Marion Cole, MD | Inova
https://www.inova.org/doctors/marion-e-cole-md
Yes and he gave me one. Then I googled the doctor and he had good ratings. I’ll be seeing him on Dec 26.
@nancyworld , I did see my primary this past Tuesday. He saw the lump on my foot, and says it's on the bone from calcification. Asked if I injured or fractured my foot. I said no. As for my burning aching feet, sometimes legs if I'm standing too long, he believes it can be back related. He showed me a stretch for my foot to help loosed up the ligament...thats about it. The fatigue I feel, didn't seem to prompt him for any further tests. If my foot becomes more troublesome, I'll book myself a podiatrist. Dr says they'll probably boot it, and thinks that's worse. No explanation and rules out neuropathy....labs from mayo are only showing slight mgus, all else is good....not diabetic either.
So basically, I'm back on my own, doing what I feel is best for me...no one really understands the fatigue I get...literally wiped out. I'm also learning to pace myself, and take breaks. I have a tendency to want to keep going and get a thousand things done in half a day. Thanks for asking...hope you're doing well!
@dazlin, for the MGUS labs, were they using serum electrophoresis with immunofixation (SPEP/IFE), 24-hour urine electrophoresis with immununofixation (UPEP/IFE) and serum free light chains (SFLC)?

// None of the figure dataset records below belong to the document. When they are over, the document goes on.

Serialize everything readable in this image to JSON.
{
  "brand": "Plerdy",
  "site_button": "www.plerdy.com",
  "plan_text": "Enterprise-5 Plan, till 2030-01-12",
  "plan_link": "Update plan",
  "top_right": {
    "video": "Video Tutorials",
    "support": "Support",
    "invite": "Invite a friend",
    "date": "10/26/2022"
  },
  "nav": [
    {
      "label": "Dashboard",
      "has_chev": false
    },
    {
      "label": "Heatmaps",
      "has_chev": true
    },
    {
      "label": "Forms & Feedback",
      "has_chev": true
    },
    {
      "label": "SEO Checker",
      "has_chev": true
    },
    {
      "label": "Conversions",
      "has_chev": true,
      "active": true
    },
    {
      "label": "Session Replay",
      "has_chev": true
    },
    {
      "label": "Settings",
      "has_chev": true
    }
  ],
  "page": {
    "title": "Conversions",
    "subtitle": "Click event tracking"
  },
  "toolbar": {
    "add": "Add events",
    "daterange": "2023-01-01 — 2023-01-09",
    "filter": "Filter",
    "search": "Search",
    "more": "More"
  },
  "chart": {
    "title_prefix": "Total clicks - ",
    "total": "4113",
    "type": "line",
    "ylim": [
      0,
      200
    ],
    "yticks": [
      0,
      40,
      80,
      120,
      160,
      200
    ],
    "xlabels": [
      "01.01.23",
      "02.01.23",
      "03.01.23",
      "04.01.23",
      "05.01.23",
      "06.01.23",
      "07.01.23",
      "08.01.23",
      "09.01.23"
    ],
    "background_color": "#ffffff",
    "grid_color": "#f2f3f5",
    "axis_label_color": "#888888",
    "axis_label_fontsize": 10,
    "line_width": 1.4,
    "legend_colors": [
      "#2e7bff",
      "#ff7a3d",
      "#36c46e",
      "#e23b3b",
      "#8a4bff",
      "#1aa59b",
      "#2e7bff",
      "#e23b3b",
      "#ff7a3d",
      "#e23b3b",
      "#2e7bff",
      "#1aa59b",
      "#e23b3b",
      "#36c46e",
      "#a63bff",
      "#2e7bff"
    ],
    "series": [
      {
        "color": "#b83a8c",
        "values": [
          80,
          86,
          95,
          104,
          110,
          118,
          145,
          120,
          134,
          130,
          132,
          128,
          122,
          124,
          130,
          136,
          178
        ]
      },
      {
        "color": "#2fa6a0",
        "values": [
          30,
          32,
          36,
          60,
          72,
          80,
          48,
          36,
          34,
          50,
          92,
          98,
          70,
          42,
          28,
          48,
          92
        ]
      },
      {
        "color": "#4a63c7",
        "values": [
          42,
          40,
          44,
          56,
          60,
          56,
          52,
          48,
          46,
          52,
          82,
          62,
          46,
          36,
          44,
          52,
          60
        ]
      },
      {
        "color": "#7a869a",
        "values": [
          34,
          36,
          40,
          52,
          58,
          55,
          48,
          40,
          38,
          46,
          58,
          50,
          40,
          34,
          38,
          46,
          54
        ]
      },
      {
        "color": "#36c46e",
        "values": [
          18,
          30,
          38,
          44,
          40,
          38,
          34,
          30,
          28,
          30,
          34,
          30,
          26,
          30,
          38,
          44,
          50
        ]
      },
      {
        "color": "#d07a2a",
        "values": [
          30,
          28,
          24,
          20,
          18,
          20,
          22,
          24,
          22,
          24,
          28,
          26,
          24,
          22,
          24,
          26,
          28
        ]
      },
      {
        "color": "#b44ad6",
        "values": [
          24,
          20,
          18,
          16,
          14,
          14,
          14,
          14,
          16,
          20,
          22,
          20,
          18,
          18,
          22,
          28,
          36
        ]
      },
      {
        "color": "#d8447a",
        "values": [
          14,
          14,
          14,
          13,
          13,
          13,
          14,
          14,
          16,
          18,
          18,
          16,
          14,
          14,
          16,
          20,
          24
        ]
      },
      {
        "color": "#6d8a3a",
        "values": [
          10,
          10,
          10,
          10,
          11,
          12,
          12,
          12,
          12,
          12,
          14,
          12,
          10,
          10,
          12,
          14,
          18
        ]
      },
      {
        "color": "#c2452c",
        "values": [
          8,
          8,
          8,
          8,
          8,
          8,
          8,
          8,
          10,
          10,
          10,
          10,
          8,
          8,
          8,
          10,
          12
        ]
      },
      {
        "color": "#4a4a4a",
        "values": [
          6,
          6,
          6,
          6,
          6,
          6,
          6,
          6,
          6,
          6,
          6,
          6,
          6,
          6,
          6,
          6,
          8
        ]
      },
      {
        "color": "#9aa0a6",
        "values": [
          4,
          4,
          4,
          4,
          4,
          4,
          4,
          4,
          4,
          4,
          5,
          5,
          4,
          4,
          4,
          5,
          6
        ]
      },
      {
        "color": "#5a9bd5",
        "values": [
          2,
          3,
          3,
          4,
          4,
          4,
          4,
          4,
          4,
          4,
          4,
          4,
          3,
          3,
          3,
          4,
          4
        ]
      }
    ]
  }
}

Those three tests are the standard first pass at diagnosing MGUS.
If they did those and you want to share the values or message me personally (can we do that here?), I'm happy to share what I've learned. Of course I can't give medical opinions, but I can share links to articles that are relevant. For instance, there are "stratification" tables published online that list lab values for various levels of risk of progression to MM.